Three researchers from Princeton’s Center for Information Technology Policy (CITP) explained how third-party scripts run on many of the world’s most popular websites, and are able to track every keystroke and then send that information to a third-party server.
‘Facebook users were outraged in 2013 when it was discovered that the social network was doing something similar with status updates—it recorded what users they typed, even if they never ended up posting it,’ reported Motherboard.
The scripts in question are called ‘session replay’ scripts, which are used by companies to gain insights on how the customers are using their websites and/or to analyse confusing webpages. However, the scripts are not just general stastics. They have the ability to playback individual browsing sessions. Scrips don’t run on every page, but are often placed on particular pages which have sensitive information such as usernames, passwords, medical conditions, etc.
One of the researchers stated that the user will find it difficult to understand the reason behind it, unless they dug deep into the website’s privacy policies.
Below is a sample video of how the scripts are being replayed by a company called FullStory.
Motherboard reported ahead stating, ‘most troubling is that the information session replay scripts collect can’t “reasonably be expected to be kept anonymous,” according to the researchers. Some of the companies that provide this software, like FullStory, design tracking scripts that even allow website owners to link the recordings they gather to a user’s real identity. On the backend, companies can see that a user is connected to a specific email or name. FullStory did not return a request for comment.’
‘To conduct their study, Englehardt, Gunes Acar, and Arvind Narayanan looked at seven of the most popular session replay companies including FullStory, SessionCam, Clicktale, Smartlook, UserReplay, Hotjar, and Russia’s most popular search engine Yandex. They set up test pages and installed session replay scripts on them from six of the seven companies. Their findings indicated that at least one of these company’s scripts is being used by 482 of the world’s top 50,000 sites, according to their Alexa ranking,’ added Motherboard.

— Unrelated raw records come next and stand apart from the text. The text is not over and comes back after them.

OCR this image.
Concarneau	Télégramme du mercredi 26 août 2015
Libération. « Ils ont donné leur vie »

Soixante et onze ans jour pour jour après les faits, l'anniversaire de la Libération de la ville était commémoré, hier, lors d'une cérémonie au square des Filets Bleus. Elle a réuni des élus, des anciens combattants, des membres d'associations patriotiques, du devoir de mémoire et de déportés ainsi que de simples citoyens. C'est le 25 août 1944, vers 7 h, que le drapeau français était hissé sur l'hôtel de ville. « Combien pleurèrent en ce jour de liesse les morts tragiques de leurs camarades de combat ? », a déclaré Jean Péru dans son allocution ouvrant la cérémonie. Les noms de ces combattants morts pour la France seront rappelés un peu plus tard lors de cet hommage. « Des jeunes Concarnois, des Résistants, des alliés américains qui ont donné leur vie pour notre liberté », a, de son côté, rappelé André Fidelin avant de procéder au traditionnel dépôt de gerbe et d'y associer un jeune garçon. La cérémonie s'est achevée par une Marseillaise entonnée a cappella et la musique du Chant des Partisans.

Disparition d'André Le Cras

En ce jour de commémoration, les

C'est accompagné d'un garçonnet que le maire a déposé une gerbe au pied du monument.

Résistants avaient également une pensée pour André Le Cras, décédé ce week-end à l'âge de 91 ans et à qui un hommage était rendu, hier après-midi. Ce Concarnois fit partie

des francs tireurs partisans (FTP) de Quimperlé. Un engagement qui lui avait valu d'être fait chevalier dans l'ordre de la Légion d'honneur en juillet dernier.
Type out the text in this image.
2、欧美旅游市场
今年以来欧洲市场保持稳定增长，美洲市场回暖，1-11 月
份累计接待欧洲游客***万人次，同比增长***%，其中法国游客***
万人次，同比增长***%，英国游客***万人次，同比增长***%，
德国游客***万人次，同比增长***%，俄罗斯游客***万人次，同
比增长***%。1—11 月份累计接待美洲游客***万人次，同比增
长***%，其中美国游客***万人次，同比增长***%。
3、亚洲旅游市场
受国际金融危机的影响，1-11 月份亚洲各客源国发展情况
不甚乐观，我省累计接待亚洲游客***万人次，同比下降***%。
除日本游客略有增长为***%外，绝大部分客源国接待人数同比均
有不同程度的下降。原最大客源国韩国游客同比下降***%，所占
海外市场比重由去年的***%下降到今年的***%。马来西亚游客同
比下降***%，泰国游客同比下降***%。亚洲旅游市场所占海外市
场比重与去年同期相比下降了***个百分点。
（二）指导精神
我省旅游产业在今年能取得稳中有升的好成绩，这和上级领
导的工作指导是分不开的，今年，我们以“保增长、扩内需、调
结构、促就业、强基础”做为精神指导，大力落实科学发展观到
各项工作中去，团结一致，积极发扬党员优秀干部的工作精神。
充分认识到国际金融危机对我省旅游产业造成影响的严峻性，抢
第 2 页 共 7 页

Highly prominent companies use the scripts. These include include men’s retailer Bonobos.com, Walgreens.com, and financial investment firm Fidelity.com. 482 websites might be a low estimate and it is likely that these scripts don’t record every user that visits the site. Popular websites that utilise session replay scripts documented by the researchers are listed here.
What researchers claim is that most troubling is many of these scripts cannot be kept reasonably anonymous. These scripts could also be designed to gather user’s real identities, where the company can see specific emails and names of the user who is on the website.
While some companies replied to the researchers that user information will be outmost confidential on their end, other companies did not reply to their queries. The researchers are worried that session script companies could be vulnerable to online attacks, and the highly-valued data could cause another online cyber-catastrophe. Good news is that popular ad-blocking tool AdBlock Plus can protect you against such type of session replay scripts; but for how long?